Sophie Marinopoulos, psychanalyste au CHU de Nantes, estime que « nous n’aurons pas le choix de nous opposer à un tel élargissement car il est déjà possible, au delà des frontières, pour qui le veut, d’obtenir une AMP ». Elle propose donc d’instaurer une forme d’agrément,  comme dans le cadre de l’adoption.

 

Mondialisation de l’AMP

 

Par ailleurs, dans de nombreux pays, les gamètes et toutes les techniques d’AMP se vendent librement, constituant un marché de l’enfant, désormais mondialisé.
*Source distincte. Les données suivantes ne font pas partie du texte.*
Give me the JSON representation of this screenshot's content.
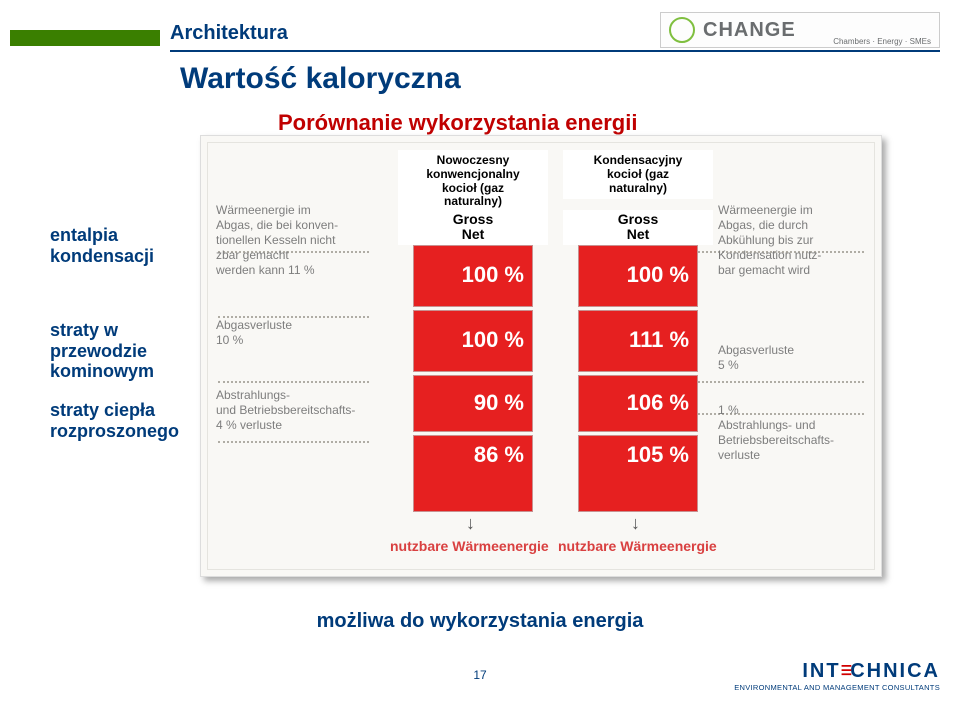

Les exemples foisonnent : aux Etats-Unis, on peut acheter du sperme (275 000 USD la dose), des ovocytes (de 2 500 à 50 000 USD, selon les critères morphologiques et raciaux de la « vendeuse ») ; en Ukraine, une mère porteuse loue son utérus entre 25 000 et 45 000 USD… Ce marché est estimé à 3 milliards USD par an aux Etats-Unis, sans compter le reste du monde.

 

Faut-il financer l’AMP ?

 

Véronique Fournier, médecin et responsable du Centre d’études cliniques de Cochin, interviewée par le journal La Croix du 29 janvier 2008, interroge : « si on ouvre largement l’accès à l’AMP, cela signifiera-t-il que la société cautionne cette ouverture et qu’elle est prête à l’assumer financièrement ? ». « La question est celle de savoir ce qu’il est « juste » de dépenser au plan éthique pour l’AMP, comparativement aux autres dépenses de santé. »

 

Sexualité et procréation

 

Dès 1987, dans l’encyclique Donum Vitae, l’Eglise catholique s’inquiétait de la dissociation entre sexualité et procréation engendrée par l’AMP. « En substituant un acte technique à l’étreinte des corps, on pervertit la relation à l’enfant : celui-ci n’est plus un don mais un dû », explique Mgr Jean-Louis Bruguès, secrétaire de la Congrégation romaine pour l’éducation catholique.

Autre dissociation dénoncée par l’Eglise : celle des parentés, lorsque l’on fait appel à un tiers donneur de cellule sexuelle. L’insémination artificielle avec donneur (IAD) « lèse les droits de l’enfant, le prive de la relation filiale à ses origines parentales, et peut faire obstacle à la maturation de son identité personnelle ».

 

Perte de valeur de l’embryon

 

L’Eglise enfin met en garde contre la perte de valeur de l’embryon, du fait de la réduction embryonnaire et de l’utilisation des embryons dits « surnuméraires ». « Tout se passe comme si l’embryon qui n’est pas porté par un projet parental n’avait pas de valeur », remarque le Père de Malherbe, enseignant en bioéthique à l’Ecole cathédrale. Or, l’embryon est un être humain à part entière et dès sa conception, « on doit lui reconnaître les droits de la personne, parmi lesquels le droit inviolable à la vie ».